The other worry – this is briefly addressed by Clare Chambers and Phil Parvin but is not so fully articulated in the collection – is that all the focus on dialogue can play down the significance of action. Including the previously excluded is not just a matter of letting them into the conversation. In fact, the question of letting them in rarely arises until they have first taken some action: disrupted meetings, chained themselves to railings, marched in the streets. The more typical speech act associated with such action is, moreover, a shout, and however much we may wish people would stop shouting and start arguing and listening, politics needs advocacy and partisanship as well as dialogue and deliberation. It needs the oppositional stubbornness that refuses to give up even when you are defeated in argument (the fact that your opponent is better than you in argument does not mean you have no case), as well as the willingness to shift ground. There is, in fact, a certain irony in the preoccupation with dialogue and reasonableness and being able to see things from the other’s point of view at a time when one might more plausibly cite the decline in partisanship as what is hollowing out our democracies. Certainly in Europe, we seem more threatened by what Mair (2013) diagnoses as a decline in the citizens’ identification with competing political parties and resulting disengagement from conventional politics ; or Urbinati (2014) as the promotion of an unpolitical democracy that delegitimates political opinion (in all its bias and prejudices and roughness) in favour of expertise and ‘truth’. The decline of partisanship – the lessening of a sense of being on a particular side – doesn’t, it seems, usher in a world of mutual respectfulness and greater inclusivity. In some cases, it seems to lead to a generalised political passivity, in which unelected elites and charismatic leaders thrive.
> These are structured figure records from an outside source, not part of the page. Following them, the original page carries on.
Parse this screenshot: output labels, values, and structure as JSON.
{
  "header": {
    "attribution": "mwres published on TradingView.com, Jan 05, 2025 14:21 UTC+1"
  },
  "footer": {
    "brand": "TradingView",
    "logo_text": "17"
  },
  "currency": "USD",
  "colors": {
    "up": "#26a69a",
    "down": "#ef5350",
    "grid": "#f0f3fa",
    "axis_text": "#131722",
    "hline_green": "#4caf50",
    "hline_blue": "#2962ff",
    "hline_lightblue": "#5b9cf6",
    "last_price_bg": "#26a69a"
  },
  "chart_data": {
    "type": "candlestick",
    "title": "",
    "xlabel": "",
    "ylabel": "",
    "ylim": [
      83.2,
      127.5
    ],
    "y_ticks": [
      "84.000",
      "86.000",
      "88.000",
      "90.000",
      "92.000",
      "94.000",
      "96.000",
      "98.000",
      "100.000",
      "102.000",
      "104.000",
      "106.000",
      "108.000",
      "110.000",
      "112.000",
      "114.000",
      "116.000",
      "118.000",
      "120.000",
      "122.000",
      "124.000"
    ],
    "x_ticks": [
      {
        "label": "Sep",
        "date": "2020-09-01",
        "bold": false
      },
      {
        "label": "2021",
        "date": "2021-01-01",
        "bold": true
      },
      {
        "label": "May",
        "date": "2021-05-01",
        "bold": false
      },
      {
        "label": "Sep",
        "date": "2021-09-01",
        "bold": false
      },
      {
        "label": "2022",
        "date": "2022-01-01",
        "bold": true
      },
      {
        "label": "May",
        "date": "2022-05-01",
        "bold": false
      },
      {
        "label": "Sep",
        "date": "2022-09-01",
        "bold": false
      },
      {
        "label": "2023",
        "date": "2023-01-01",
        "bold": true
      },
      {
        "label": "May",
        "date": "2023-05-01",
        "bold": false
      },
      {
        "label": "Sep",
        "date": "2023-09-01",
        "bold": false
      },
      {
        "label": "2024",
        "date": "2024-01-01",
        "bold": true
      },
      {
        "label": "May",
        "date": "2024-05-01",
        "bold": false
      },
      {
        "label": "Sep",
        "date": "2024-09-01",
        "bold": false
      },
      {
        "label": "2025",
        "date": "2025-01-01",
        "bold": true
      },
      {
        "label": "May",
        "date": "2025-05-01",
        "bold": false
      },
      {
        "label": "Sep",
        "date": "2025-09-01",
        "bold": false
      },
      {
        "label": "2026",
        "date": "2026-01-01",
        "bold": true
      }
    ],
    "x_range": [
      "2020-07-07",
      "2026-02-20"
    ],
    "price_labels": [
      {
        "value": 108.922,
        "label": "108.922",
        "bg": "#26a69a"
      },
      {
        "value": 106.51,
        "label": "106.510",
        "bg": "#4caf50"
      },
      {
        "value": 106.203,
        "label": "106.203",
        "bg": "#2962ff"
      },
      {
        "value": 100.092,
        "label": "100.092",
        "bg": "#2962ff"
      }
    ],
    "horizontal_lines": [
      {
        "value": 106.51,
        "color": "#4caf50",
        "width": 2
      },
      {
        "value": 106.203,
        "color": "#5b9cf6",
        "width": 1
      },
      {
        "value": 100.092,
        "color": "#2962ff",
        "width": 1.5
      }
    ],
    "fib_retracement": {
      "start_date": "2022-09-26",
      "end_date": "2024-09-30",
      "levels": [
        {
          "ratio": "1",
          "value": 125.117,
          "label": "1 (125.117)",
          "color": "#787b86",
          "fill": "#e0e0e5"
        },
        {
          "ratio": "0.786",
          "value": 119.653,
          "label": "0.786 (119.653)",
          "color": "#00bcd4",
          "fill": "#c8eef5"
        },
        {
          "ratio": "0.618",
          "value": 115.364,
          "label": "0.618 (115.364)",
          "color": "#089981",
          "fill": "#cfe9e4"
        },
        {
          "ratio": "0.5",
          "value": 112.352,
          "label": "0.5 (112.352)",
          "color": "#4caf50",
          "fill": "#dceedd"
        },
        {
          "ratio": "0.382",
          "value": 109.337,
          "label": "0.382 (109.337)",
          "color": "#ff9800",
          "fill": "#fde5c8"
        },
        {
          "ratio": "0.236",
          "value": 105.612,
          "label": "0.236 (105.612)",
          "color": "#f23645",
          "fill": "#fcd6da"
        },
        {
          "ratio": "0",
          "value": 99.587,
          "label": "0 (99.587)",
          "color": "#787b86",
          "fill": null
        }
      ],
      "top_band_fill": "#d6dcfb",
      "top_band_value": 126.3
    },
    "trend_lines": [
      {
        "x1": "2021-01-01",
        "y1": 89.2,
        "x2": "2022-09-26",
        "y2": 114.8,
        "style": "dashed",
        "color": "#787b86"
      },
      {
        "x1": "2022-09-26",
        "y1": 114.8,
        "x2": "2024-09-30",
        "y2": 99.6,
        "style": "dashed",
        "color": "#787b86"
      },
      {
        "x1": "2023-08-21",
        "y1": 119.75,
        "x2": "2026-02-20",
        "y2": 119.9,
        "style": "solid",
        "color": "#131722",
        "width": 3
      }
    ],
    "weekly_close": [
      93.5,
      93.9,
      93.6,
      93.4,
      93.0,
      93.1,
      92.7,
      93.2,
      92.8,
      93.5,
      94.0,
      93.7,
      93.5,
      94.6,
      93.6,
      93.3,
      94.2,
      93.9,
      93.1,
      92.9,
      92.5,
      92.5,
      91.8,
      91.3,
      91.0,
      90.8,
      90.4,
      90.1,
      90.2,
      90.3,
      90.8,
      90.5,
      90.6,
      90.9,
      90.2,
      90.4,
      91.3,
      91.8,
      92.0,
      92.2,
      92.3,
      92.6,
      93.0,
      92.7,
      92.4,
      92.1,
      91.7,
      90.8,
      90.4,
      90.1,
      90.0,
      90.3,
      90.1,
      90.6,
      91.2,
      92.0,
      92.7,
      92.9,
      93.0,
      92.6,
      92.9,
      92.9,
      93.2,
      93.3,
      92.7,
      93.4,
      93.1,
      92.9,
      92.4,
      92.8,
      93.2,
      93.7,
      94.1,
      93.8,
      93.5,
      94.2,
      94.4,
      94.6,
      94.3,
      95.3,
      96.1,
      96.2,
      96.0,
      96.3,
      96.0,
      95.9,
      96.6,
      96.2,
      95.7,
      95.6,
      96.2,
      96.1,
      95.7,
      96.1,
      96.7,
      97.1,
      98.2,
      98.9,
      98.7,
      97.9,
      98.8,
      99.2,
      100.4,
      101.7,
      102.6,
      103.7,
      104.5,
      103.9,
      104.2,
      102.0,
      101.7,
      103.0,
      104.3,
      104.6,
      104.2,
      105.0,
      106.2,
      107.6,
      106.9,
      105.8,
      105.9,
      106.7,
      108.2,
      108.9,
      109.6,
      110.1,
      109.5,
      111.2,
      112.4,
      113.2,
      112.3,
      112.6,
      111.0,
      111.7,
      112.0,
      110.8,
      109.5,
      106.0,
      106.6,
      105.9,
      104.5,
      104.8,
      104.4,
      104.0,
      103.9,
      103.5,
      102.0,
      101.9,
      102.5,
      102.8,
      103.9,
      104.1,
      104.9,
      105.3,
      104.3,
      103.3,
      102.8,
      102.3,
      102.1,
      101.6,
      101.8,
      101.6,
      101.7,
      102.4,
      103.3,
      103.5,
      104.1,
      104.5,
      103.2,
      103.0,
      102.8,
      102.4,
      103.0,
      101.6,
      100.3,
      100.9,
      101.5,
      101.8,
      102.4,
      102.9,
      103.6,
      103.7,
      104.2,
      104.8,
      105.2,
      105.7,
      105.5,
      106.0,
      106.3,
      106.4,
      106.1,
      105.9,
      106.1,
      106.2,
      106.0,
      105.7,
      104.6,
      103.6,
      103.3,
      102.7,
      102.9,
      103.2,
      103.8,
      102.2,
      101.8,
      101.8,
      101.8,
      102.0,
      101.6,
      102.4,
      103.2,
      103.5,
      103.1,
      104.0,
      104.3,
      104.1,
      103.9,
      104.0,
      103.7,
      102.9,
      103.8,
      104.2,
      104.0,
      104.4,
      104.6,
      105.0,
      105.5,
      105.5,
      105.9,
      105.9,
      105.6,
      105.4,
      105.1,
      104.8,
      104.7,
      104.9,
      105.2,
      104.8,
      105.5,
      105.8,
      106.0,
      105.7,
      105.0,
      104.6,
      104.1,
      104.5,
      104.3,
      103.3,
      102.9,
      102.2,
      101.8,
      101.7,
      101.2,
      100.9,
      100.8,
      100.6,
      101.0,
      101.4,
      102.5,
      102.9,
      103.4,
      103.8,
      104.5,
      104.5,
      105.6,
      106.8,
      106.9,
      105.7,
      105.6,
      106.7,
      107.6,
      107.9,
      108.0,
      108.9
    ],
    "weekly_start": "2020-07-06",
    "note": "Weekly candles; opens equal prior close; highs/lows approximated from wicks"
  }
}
It would be churlish to blame the theorists of dialogic politics for processes that have much deeper roots (though Mair gestures in this direction, and Urbinati even more so). It would be still more churlish to criticise a collection that takes as its explicit starting point the often exaggerated claims made on behalf of dialogue, and subjects them to careful scrutiny. The focus on dialogue imposes its own limits, but you would be hard put to it to find a better collection for exploring the tensions between moral universalism and moral particularism, the complex ways in which dialogue can simultaneously enable and disable difference, the links and tensions between discourse ethics and dialogic politics, the promises and limitations of the latter. There isn’t a single weak essay in this collection – itself an unusual achievement – and this book is likely to be widely read by students and academics alike.